Skills & Experience:

• Strong experience working in Medical Device/Pharmaceutical Industry within an R&D/product development role.
• Ensures use of good scientific practice and the development and validation of appropriate methods for testing.
• Designs and constructs a series of analysis to understand complex technical issues and to evaluate new technologies and business opportunities.
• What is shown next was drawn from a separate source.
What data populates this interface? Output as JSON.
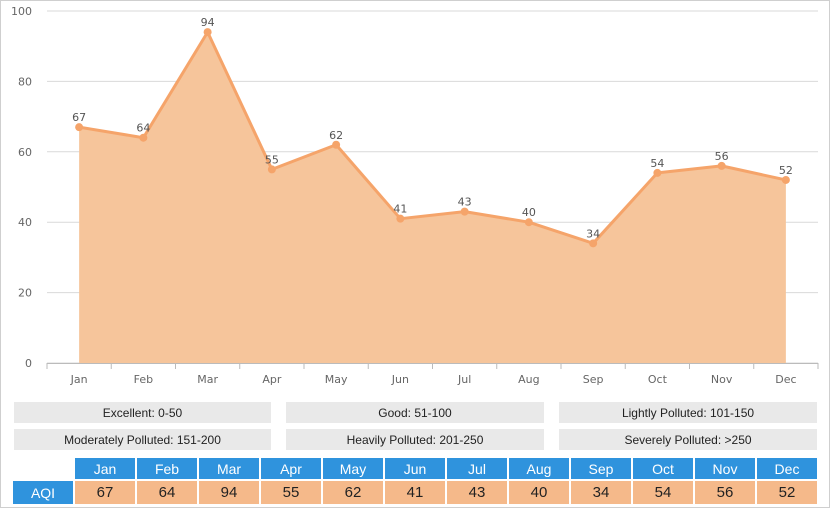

• Competent to provide technical support and advice to other functions and franchises; serves on various teams as a functional leader.
• Provides advice and oversee the implementation of technical solutions.
• Competent in following, adhering to, writing, and the review/approval of technical reports, validation protocol/reports, SOP's, OCI's, TD fs, laboratory investigations etc.
• Demonstrates a high level of creativity and independence in areas of assigned responsibility and has good command of the relevant scientific and technical literature.
• Competent to train new and inexperienced members of staff in test method procedures, use, calibration and maintenance of laboratory equipment to support their continued development.
• Understanding of product development process and design controls.
• Provides guidance and recommends areas for improvement and training.
• Competent in writing Risk Assessments, Safe Systems of Work and COSHH assessments.

Carbon60, Lorien & SRG - The Impellam Group STEM Portfolio are acting as an Employment Business in relation to this vacancy.